Have you ever, at any difficult stage of your life, envisaged throwing in the towel and just walking away.

Have you ever, at any difficult stage of your life, envisaged throwing in the towel and just walking away.

In a nutshell, 2008 has been like that for me and I am certain many are in the same boat.

I am not, by any stretch of our infected imaginations, suggesting that we compete about the severity, the gravity, the complications and implications of our trials and tribulations.

However, I do want to impress upon each and everyone of us that life - by design, definition and experience - is not child's play.

Sylvia Browne, author of an insightful book about our experience of life and its aftermath, called The Other Side And Back, that I am reading for the second time in a row, poses a profound question. It sounds very simple yet it's so impressive and true.

"What have you learnt in life when it was easy?" Browne asks.

Her probing question has been ringing loudly in my ears since Irvin Khoza recommended it to me last year. Its loudness becomes deafening, particularly during my loneliest, most confusing, more stressful and especially demoralising times that I go through from time to time.

I realise I am speaking generally, but I do so honestly because that question has become my guiding principle when I truly feel like hanging up my battered gloves. And I truly believe that it can unfold a few mysteries in your own life as well.

I sincerely hope that it can be a guiding light as you go through your own personal rubble in the broader scheme of things that cause untold pain and anxiety and hopelessness.

This basic, piercing question is beautiful in the way it is posed because it does not prescribe nor does it restrict anyone that adversely derails the healthiness and the wellness and the speed with which we drive our lives.

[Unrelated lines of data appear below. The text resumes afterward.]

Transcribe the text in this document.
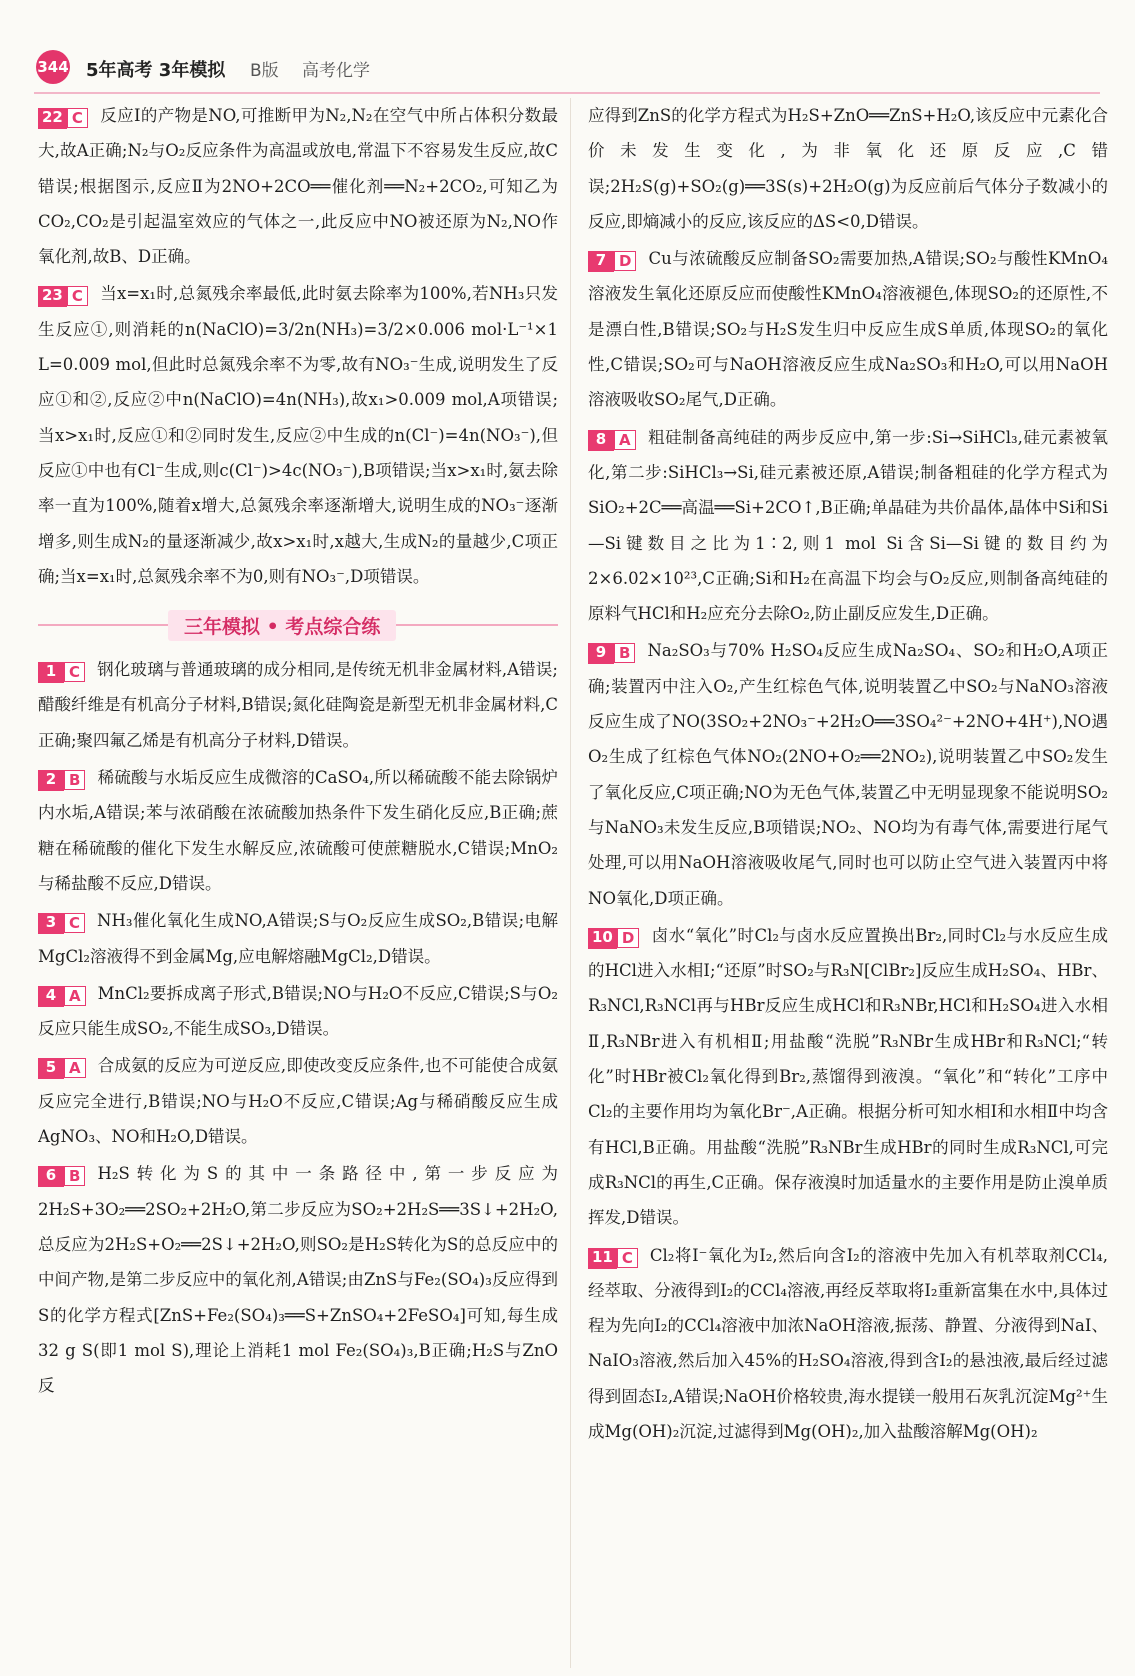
344 5年高考 3年模拟 B版 高考化学
22 C	反应Ⅰ的产物是NO,可推断甲为N₂,N₂在空气中所占体积分数最大,故A正确;N₂与O₂反应条件为高温或放电,常温下不容易发生反应,故C错误;根据图示,反应Ⅱ为2NO+2CO══催化剂══N₂+2CO₂,可知乙为CO₂,CO₂是引起温室效应的气体之一,此反应中NO被还原为N₂,NO作氧化剂,故B、D正确。
23 C	当x=x₁时,总氮残余率最低,此时氨去除率为100%,若NH₃只发生反应①,则消耗的n(NaClO)=3/2n(NH₃)=3/2×0.006 mol·L⁻¹×1 L=0.009 mol,但此时总氮残余率不为零,故有NO₃⁻生成,说明发生了反应①和②,反应②中n(NaClO)=4n(NH₃),故x₁>0.009 mol,A项错误;当x>x₁时,反应①和②同时发生,反应②中生成的n(Cl⁻)=4n(NO₃⁻),但反应①中也有Cl⁻生成,则c(Cl⁻)>4c(NO₃⁻),B项错误;当x>x₁时,氨去除率一直为100%,随着x增大,总氮残余率逐渐增大,说明生成的NO₃⁻逐渐增多,则生成N₂的量逐渐减少,故x>x₁时,x越大,生成N₂的量越少,C项正确;当x=x₁时,总氮残余率不为0,则有NO₃⁻,D项错误。
三年模拟 • 考点综合练
1 C	钢化玻璃与普通玻璃的成分相同,是传统无机非金属材料,A错误;醋酸纤维是有机高分子材料,B错误;氮化硅陶瓷是新型无机非金属材料,C正确;聚四氟乙烯是有机高分子材料,D错误。
2 B	稀硫酸与水垢反应生成微溶的CaSO₄,所以稀硫酸不能去除锅炉内水垢,A错误;苯与浓硝酸在浓硫酸加热条件下发生硝化反应,B正确;蔗糖在稀硫酸的催化下发生水解反应,浓硫酸可使蔗糖脱水,C错误;MnO₂与稀盐酸不反应,D错误。
3 C	NH₃催化氧化生成NO,A错误;S与O₂反应生成SO₂,B错误;电解MgCl₂溶液得不到金属Mg,应电解熔融MgCl₂,D错误。
4 A	MnCl₂要拆成离子形式,B错误;NO与H₂O不反应,C错误;S与O₂反应只能生成SO₂,不能生成SO₃,D错误。
5 A	合成氨的反应为可逆反应,即使改变反应条件,也不可能使合成氨反应完全进行,B错误;NO与H₂O不反应,C错误;Ag与稀硝酸反应生成AgNO₃、NO和H₂O,D错误。
6 B	H₂S转化为S的其中一条路径中,第一步反应为2H₂S+3O₂══2SO₂+2H₂O,第二步反应为SO₂+2H₂S══3S↓+2H₂O,总反应为2H₂S+O₂══2S↓+2H₂O,则SO₂是H₂S转化为S的总反应中的中间产物,是第二步反应中的氧化剂,A错误;由ZnS与Fe₂(SO₄)₃反应得到S的化学方程式[ZnS+Fe₂(SO₄)₃══S+ZnSO₄+2FeSO₄]可知,每生成32 g S(即1 mol S),理论上消耗1 mol Fe₂(SO₄)₃,B正确;H₂S与ZnO反
应得到ZnS的化学方程式为H₂S+ZnO══ZnS+H₂O,该反应中元素化合价未发生变化,为非氧化还原反应,C错误;2H₂S(g)+SO₂(g)══3S(s)+2H₂O(g)为反应前后气体分子数减小的反应,即熵减小的反应,该反应的ΔS<0,D错误。
7 D	Cu与浓硫酸反应制备SO₂需要加热,A错误;SO₂与酸性KMnO₄溶液发生氧化还原反应而使酸性KMnO₄溶液褪色,体现SO₂的还原性,不是漂白性,B错误;SO₂与H₂S发生归中反应生成S单质,体现SO₂的氧化性,C错误;SO₂可与NaOH溶液反应生成Na₂SO₃和H₂O,可以用NaOH溶液吸收SO₂尾气,D正确。
8 A	粗硅制备高纯硅的两步反应中,第一步:Si→SiHCl₃,硅元素被氧化,第二步:SiHCl₃→Si,硅元素被还原,A错误;制备粗硅的化学方程式为SiO₂+2C══高温══Si+2CO↑,B正确;单晶硅为共价晶体,晶体中Si和Si—Si键数目之比为1∶2,则1 mol Si含Si—Si键的数目约为2×6.02×10²³,C正确;Si和H₂在高温下均会与O₂反应,则制备高纯硅的原料气HCl和H₂应充分去除O₂,防止副反应发生,D正确。
9 B	Na₂SO₃与70% H₂SO₄反应生成Na₂SO₄、SO₂和H₂O,A项正确;装置丙中注入O₂,产生红棕色气体,说明装置乙中SO₂与NaNO₃溶液反应生成了NO(3SO₂+2NO₃⁻+2H₂O══3SO₄²⁻+2NO+4H⁺),NO遇O₂生成了红棕色气体NO₂(2NO+O₂══2NO₂),说明装置乙中SO₂发生了氧化反应,C项正确;NO为无色气体,装置乙中无明显现象不能说明SO₂与NaNO₃未发生反应,B项错误;NO₂、NO均为有毒气体,需要进行尾气处理,可以用NaOH溶液吸收尾气,同时也可以防止空气进入装置丙中将NO氧化,D项正确。
10 D	卤水“氧化”时Cl₂与卤水反应置换出Br₂,同时Cl₂与水反应生成的HCl进入水相Ⅰ;“还原”时SO₂与R₃N[ClBr₂]反应生成H₂SO₄、HBr、R₃NCl,R₃NCl再与HBr反应生成HCl和R₃NBr,HCl和H₂SO₄进入水相Ⅱ,R₃NBr进入有机相Ⅱ;用盐酸“洗脱”R₃NBr生成HBr和R₃NCl;“转化”时HBr被Cl₂氧化得到Br₂,蒸馏得到液溴。“氧化”和“转化”工序中Cl₂的主要作用均为氧化Br⁻,A正确。根据分析可知水相Ⅰ和水相Ⅱ中均含有HCl,B正确。用盐酸“洗脱”R₃NBr生成HBr的同时生成R₃NCl,可完成R₃NCl的再生,C正确。保存液溴时加适量水的主要作用是防止溴单质挥发,D错误。
11 C	Cl₂将I⁻氧化为I₂,然后向含I₂的溶液中先加入有机萃取剂CCl₄,经萃取、分液得到I₂的CCl₄溶液,再经反萃取将I₂重新富集在水中,具体过程为先向I₂的CCl₄溶液中加浓NaOH溶液,振荡、静置、分液得到NaI、NaIO₃溶液,然后加入45%的H₂SO₄溶液,得到含I₂的悬浊液,最后经过滤得到固态I₂,A错误;NaOH价格较贵,海水提镁一般用石灰乳沉淀Mg²⁺生成Mg(OH)₂沉淀,过滤得到Mg(OH)₂,加入盐酸溶解Mg(OH)₂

This personal question seeks to assist us, individually, to find our own truths and it will therefore help us in dealing with that truth and hopefully finding lasting peace and contentment in the things we have accomplished, or those dreams we have failed to reach.

I humbly urge you, my brothers and sisters, from Palestine to Israel, Christians and atheists, Tutsis and Hutus, infected and affected, to re-dedicate ourselves to finding peace, harmony and tranquility in our lives. Not withstanding the negative historical circumstances that continue to haunt and shape our thoughts and attitudes towards one another as well as how to cope and deal with those anomalies that continue to haunt our consciences.

It is imperative that we seek and fight for justice and equality within our own inner souls before we attempt to change the world.

It is crucial that we find common ground and love and understanding and acceptance of our truths before we can hope to impact positively on anyone else. This is the greatest truth I learnt last year when my own ship was sinking, when my confidence was at its lowest ebb.

As we enter the new year, I pray that you can find peace in your soul and in others as well.

God bless all of you. I love you forever.